É no doente e nos seus cuidadores, família que devemos actuar., ….. Existe sempre esforço humano e paliativo para levarmos a termo e com dignidade uma vida que nunca será inútil. Porque ninguém deseja morrer quando sente o seu sofrimento resolvido. Uma equipa de cuidados paliativos competente, de certeza que encontrará os meios para ajudar aquela pessoa e família, assim ultrapassando todas as fases da doença. Até ao fim e no fim.
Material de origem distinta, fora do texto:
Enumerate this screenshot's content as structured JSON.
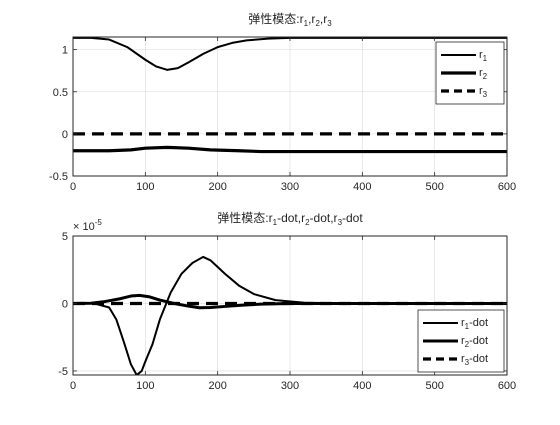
{
  "chart_data": [
    {
      "type": "line",
      "title_parts": [
        "弹性模态:r",
        "1",
        ",r",
        "2",
        ",r",
        "3"
      ],
      "xlim": [
        0,
        600
      ],
      "ylim": [
        -0.5,
        1.15
      ],
      "x_ticks": [
        0,
        100,
        200,
        300,
        400,
        500,
        600
      ],
      "y_ticks": [
        -0.5,
        0,
        0.5,
        1
      ],
      "x_tick_labels": [
        "0",
        "100",
        "200",
        "300",
        "400",
        "500",
        "600"
      ],
      "y_tick_labels": [
        "-0.5",
        "0",
        "0.5",
        "1"
      ],
      "grid": true,
      "legend_position": "top-right",
      "series": [
        {
          "name_parts": [
            "r",
            "1"
          ],
          "color": "#000000",
          "style": "solid",
          "width": 2.0,
          "x": [
            0,
            25,
            50,
            75,
            100,
            115,
            130,
            145,
            160,
            180,
            200,
            220,
            240,
            270,
            300,
            350,
            400,
            600
          ],
          "y": [
            1.14,
            1.14,
            1.12,
            1.03,
            0.88,
            0.8,
            0.76,
            0.78,
            0.85,
            0.95,
            1.03,
            1.08,
            1.11,
            1.13,
            1.14,
            1.14,
            1.14,
            1.14
          ]
        },
        {
          "name_parts": [
            "r",
            "2"
          ],
          "color": "#000000",
          "style": "solid",
          "width": 3.2,
          "x": [
            0,
            50,
            80,
            100,
            130,
            160,
            190,
            230,
            260,
            300,
            400,
            600
          ],
          "y": [
            -0.2,
            -0.2,
            -0.19,
            -0.17,
            -0.16,
            -0.17,
            -0.19,
            -0.2,
            -0.21,
            -0.21,
            -0.21,
            -0.21
          ]
        },
        {
          "name_parts": [
            "r",
            "3"
          ],
          "color": "#000000",
          "style": "dashed",
          "width": 3.2,
          "x": [
            0,
            600
          ],
          "y": [
            0,
            0
          ]
        }
      ]
    },
    {
      "type": "line",
      "title_parts": [
        "弹性模态:r",
        "1",
        "-dot,r",
        "2",
        "-dot,r",
        "3",
        "-dot"
      ],
      "exponent_parts": [
        "× 10",
        "-5"
      ],
      "xlim": [
        0,
        600
      ],
      "ylim": [
        -5.3,
        5
      ],
      "x_ticks": [
        0,
        100,
        200,
        300,
        400,
        500,
        600
      ],
      "y_ticks": [
        -5,
        0,
        5
      ],
      "x_tick_labels": [
        "0",
        "100",
        "200",
        "300",
        "400",
        "500",
        "600"
      ],
      "y_tick_labels": [
        "-5",
        "0",
        "5"
      ],
      "grid": true,
      "legend_position": "bottom-right",
      "series": [
        {
          "name_parts": [
            "r",
            "1",
            "-dot"
          ],
          "color": "#000000",
          "style": "solid",
          "width": 2.0,
          "x": [
            0,
            30,
            50,
            60,
            70,
            80,
            88,
            95,
            100,
            110,
            120,
            135,
            150,
            165,
            175,
            180,
            190,
            210,
            230,
            250,
            280,
            320,
            400,
            600
          ],
          "y": [
            0,
            0,
            -0.3,
            -1.2,
            -2.8,
            -4.5,
            -5.3,
            -5.0,
            -4.3,
            -3.0,
            -1.2,
            0.8,
            2.2,
            3.0,
            3.3,
            3.45,
            3.2,
            2.2,
            1.3,
            0.7,
            0.25,
            0.05,
            0,
            0
          ]
        },
        {
          "name_parts": [
            "r",
            "2",
            "-dot"
          ],
          "color": "#000000",
          "style": "solid",
          "width": 3.0,
          "x": [
            0,
            25,
            45,
            65,
            80,
            92,
            105,
            120,
            140,
            160,
            175,
            190,
            210,
            235,
            260,
            300,
            400,
            600
          ],
          "y": [
            0,
            0.02,
            0.15,
            0.35,
            0.55,
            0.6,
            0.5,
            0.25,
            0,
            -0.2,
            -0.32,
            -0.3,
            -0.22,
            -0.12,
            -0.05,
            0,
            0,
            0
          ]
        },
        {
          "name_parts": [
            "r",
            "3",
            "-dot"
          ],
          "color": "#000000",
          "style": "dashed",
          "width": 3.2,
          "x": [
            0,
            600
          ],
          "y": [
            0,
            0
          ]
        }
      ]
    }
  ]
}
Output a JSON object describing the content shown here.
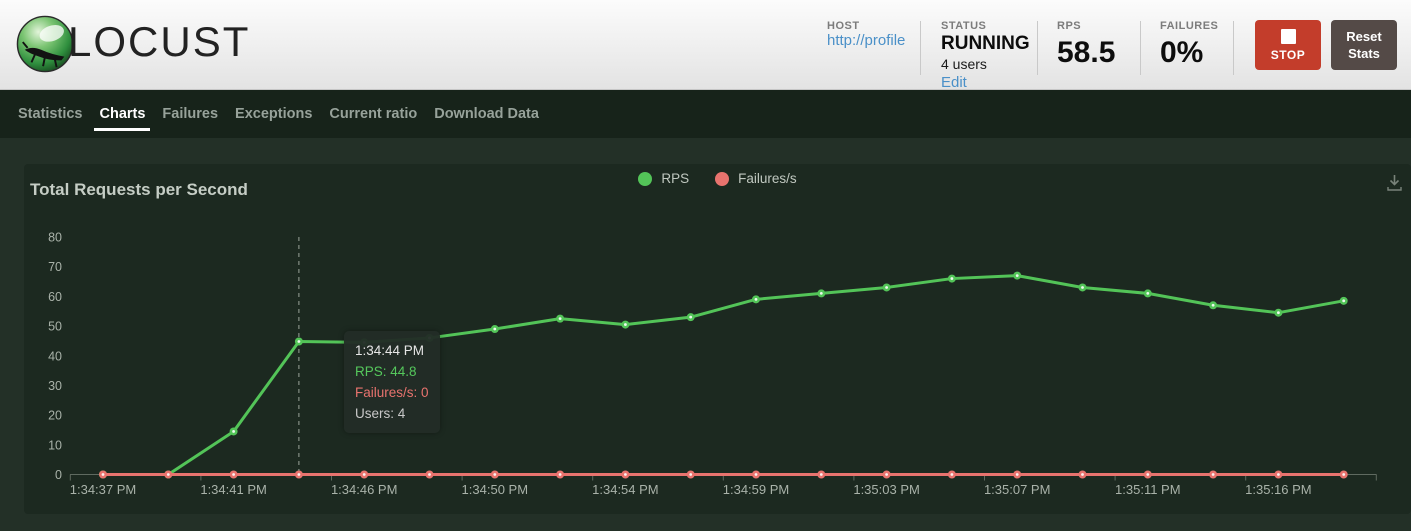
{
  "header": {
    "logo_text": "LOCUST",
    "host": {
      "label": "HOST",
      "value": "http://profile"
    },
    "status": {
      "label": "STATUS",
      "value": "RUNNING",
      "users": "4 users",
      "edit_label": "Edit"
    },
    "rps": {
      "label": "RPS",
      "value": "58.5"
    },
    "failures": {
      "label": "FAILURES",
      "value": "0%"
    },
    "stop_label": "STOP",
    "reset_label": "Reset Stats"
  },
  "nav": {
    "tabs": [
      {
        "label": "Statistics",
        "active": false
      },
      {
        "label": "Charts",
        "active": true
      },
      {
        "label": "Failures",
        "active": false
      },
      {
        "label": "Exceptions",
        "active": false
      },
      {
        "label": "Current ratio",
        "active": false
      },
      {
        "label": "Download Data",
        "active": false
      }
    ]
  },
  "chart": {
    "title": "Total Requests per Second",
    "legend": [
      {
        "label": "RPS",
        "color": "#53c458"
      },
      {
        "label": "Failures/s",
        "color": "#e8736e"
      }
    ],
    "tooltip": {
      "time": "1:34:44 PM",
      "rps": "RPS: 44.8",
      "failures": "Failures/s: 0",
      "users": "Users: 4"
    }
  },
  "chart_data": {
    "type": "line",
    "title": "Total Requests per Second",
    "x_labels_shown": [
      "1:34:37 PM",
      "1:34:41 PM",
      "1:34:46 PM",
      "1:34:50 PM",
      "1:34:54 PM",
      "1:34:59 PM",
      "1:35:03 PM",
      "1:35:07 PM",
      "1:35:11 PM",
      "1:35:16 PM"
    ],
    "label_every_n_points": 2,
    "series": [
      {
        "name": "RPS",
        "color": "#53c458",
        "values": [
          0,
          0,
          14.5,
          44.8,
          44.5,
          46,
          49,
          52.5,
          50.5,
          53,
          59,
          61,
          63,
          66,
          67,
          63,
          61,
          57,
          54.5,
          58.5
        ]
      },
      {
        "name": "Failures/s",
        "color": "#e8736e",
        "values": [
          0,
          0,
          0,
          0,
          0,
          0,
          0,
          0,
          0,
          0,
          0,
          0,
          0,
          0,
          0,
          0,
          0,
          0,
          0,
          0
        ]
      }
    ],
    "ylim": [
      0,
      80
    ],
    "y_ticks": [
      0,
      10,
      20,
      30,
      40,
      50,
      60,
      70,
      80
    ],
    "grid": false,
    "legend_position": "top-center",
    "tooltip_point": {
      "index": 3,
      "time": "1:34:44 PM",
      "rps": 44.8,
      "failures": 0,
      "users": 4
    }
  }
}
Sossega, porque nada há que esperar,/ E por isso nada que desesperar também.. Álvaro de Campos
Um aniversário, uma data feliz, uma recordação feliz, ver uma fotografia, conhecer o membro mais novo da família, querer continuar a falar com os filhos, com a mulher….. fazem qualquer pessoa nunca desejar a morte. Têm um objectivo.

Desde que nascemos temos um objectivo. E quando estamos a morrer, outros objectivos teremos. Mas a morte antecipada….nunca é um deles. É apenas uma escapatória dada a ausência de objectivos, vontade, esperança e dignidade, tudo traduzido num sofrimento atroz, numa ausência de sentido para a vida.